While we might have unshackled ourselves from the clutches of a foreign power in 1947, the nature of our own domestic politics and leadership over the years have allowed creation of social hierarchies to become instruments of social (and political) discrimination. The existing (am)moral conduct in leadership has more often used the weak and the powerless as pawns for electoral gains and for purposes of ideological mobilisation.
As Pratap Bhanu Mehta once argued:
“In practical terms, morality is the terms of engagement with which individuals relate to each other. A health system of morality will regulate our affairs on terms where our status as free and equal individuals is recognised. Moral progress is often not made just by ideas, or transforming consciousness. It is made through the availability of exemplars, who expose our hypocrisies, inspire us by the power of example, and give us civic courage. The problem with modern India has been that, with a few exceptions, most of those who claim access to, or speak in the name of more evolved forms of consciousness, have largely served easy spirituality to the privileged. We rarely speak truth to power (often they seek their patronage), or support the kind of civic and constitutional morality that would preserve our freedom and equality”.

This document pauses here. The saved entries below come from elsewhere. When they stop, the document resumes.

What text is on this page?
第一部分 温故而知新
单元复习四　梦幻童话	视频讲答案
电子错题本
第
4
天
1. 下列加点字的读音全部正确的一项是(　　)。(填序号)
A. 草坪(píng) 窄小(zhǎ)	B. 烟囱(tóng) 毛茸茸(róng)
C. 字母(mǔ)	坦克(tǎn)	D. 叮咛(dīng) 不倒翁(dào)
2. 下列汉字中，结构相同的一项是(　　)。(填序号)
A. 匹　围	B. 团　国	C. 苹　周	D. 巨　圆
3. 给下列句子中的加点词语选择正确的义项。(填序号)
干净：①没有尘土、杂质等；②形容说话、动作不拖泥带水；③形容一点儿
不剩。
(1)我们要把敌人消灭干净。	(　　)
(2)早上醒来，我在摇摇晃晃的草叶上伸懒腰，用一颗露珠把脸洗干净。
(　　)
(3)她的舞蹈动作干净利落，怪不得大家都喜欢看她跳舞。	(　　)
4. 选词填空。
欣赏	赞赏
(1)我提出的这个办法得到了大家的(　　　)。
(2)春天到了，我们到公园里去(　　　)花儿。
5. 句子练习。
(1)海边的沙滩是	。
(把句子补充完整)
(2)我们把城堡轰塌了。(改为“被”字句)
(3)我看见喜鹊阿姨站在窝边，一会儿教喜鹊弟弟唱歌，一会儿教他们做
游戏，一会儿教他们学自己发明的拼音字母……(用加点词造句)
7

A leader, as a ‘focal point’ can help us do that.
The current socio-political context, however, inspires less hope. A permanence of loss in institutional autonomy and freedom observed within India’s own public institutions over the last decade, an extended use of sedition law on citizens, activists, and the incessant political use of law and order machinery for suppressing dissent in governmentality has taken our nation into a neo-form of colonial raj where both, the ‘coloniser’ and the ‘colonised’ emerge from the same land.

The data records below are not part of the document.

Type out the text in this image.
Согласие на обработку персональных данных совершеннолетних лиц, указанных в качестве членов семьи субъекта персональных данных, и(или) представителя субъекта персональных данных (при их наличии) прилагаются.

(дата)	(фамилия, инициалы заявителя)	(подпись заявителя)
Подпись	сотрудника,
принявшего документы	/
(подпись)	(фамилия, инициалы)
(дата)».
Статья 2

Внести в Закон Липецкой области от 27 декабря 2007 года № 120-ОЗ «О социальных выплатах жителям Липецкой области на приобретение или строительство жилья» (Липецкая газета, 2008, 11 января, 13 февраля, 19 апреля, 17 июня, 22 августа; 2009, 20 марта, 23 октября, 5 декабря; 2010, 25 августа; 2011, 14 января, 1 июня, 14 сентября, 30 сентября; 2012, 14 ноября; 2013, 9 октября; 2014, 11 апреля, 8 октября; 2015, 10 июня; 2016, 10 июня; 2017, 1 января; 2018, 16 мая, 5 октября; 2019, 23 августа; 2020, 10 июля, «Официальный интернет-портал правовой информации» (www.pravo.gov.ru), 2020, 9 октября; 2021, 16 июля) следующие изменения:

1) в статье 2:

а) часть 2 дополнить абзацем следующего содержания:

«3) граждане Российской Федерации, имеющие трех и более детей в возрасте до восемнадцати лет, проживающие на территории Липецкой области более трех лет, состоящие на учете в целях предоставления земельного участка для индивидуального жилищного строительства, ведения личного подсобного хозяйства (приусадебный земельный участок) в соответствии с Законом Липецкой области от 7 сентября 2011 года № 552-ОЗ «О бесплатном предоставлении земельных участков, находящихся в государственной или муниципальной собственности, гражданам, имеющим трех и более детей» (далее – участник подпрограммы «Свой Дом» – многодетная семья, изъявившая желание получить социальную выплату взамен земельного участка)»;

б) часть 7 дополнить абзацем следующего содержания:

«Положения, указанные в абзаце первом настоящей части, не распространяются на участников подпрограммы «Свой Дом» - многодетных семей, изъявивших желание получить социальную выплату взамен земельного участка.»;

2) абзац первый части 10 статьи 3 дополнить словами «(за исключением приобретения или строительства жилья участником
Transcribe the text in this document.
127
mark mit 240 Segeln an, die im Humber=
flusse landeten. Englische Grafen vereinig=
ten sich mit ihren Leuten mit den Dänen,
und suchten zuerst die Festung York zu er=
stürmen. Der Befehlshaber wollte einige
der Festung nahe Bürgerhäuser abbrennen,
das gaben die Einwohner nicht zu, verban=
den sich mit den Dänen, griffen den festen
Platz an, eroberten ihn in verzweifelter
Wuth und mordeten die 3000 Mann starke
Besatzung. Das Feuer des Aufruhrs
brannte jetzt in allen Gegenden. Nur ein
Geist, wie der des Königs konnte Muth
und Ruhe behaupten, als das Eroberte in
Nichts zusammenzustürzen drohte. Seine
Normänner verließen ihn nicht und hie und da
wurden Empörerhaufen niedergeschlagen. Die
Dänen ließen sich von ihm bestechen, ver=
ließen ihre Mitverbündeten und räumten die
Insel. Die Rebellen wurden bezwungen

The Pegasus scandal, more recently, exposed the roots of technology-based state surveillance – amidst the realisations of an Orwellian state – where those critiquing the government, or its leader, can now be found subjected to state-surveillance without showing proper cause or appropriate justification.
What’s worse is the extent to which citizens, after Pegasus, have been coerced to cede to governments and corporations, the legal right to invade and take over their phones, without reasonable cause. This act, for most citizenry, may appear like voluntarily submitting oneself to being violated.
And, so, the need for making our leaders ‘morally’ responsible and publicly accountable for their actions remains vital – not just for azaadi to be secured from within, but also to be safeguarded for times to come. We need that ‘health system of morality’ to be entrenched in the core conduct of able political leadership across the board in an already fragmented and ethnically diverse nation for a varied set of economic and social changes to be realised.
A political leader, as a focal person, who refuses to do so will see the realisation of a ‘collective moral failure’ in society becoming an existential threat, even in the years to come. Seventy five years since azaadi, we are already oscillating in that zone (of collective moral failure), both as a nation, and as a society right now.
Deepanshu Mohan is associate professor of Economics and director, Centre for New Economics Studies (CNES), Jindal School of Liberal Arts and Humanities, O.P. Jindal Global University.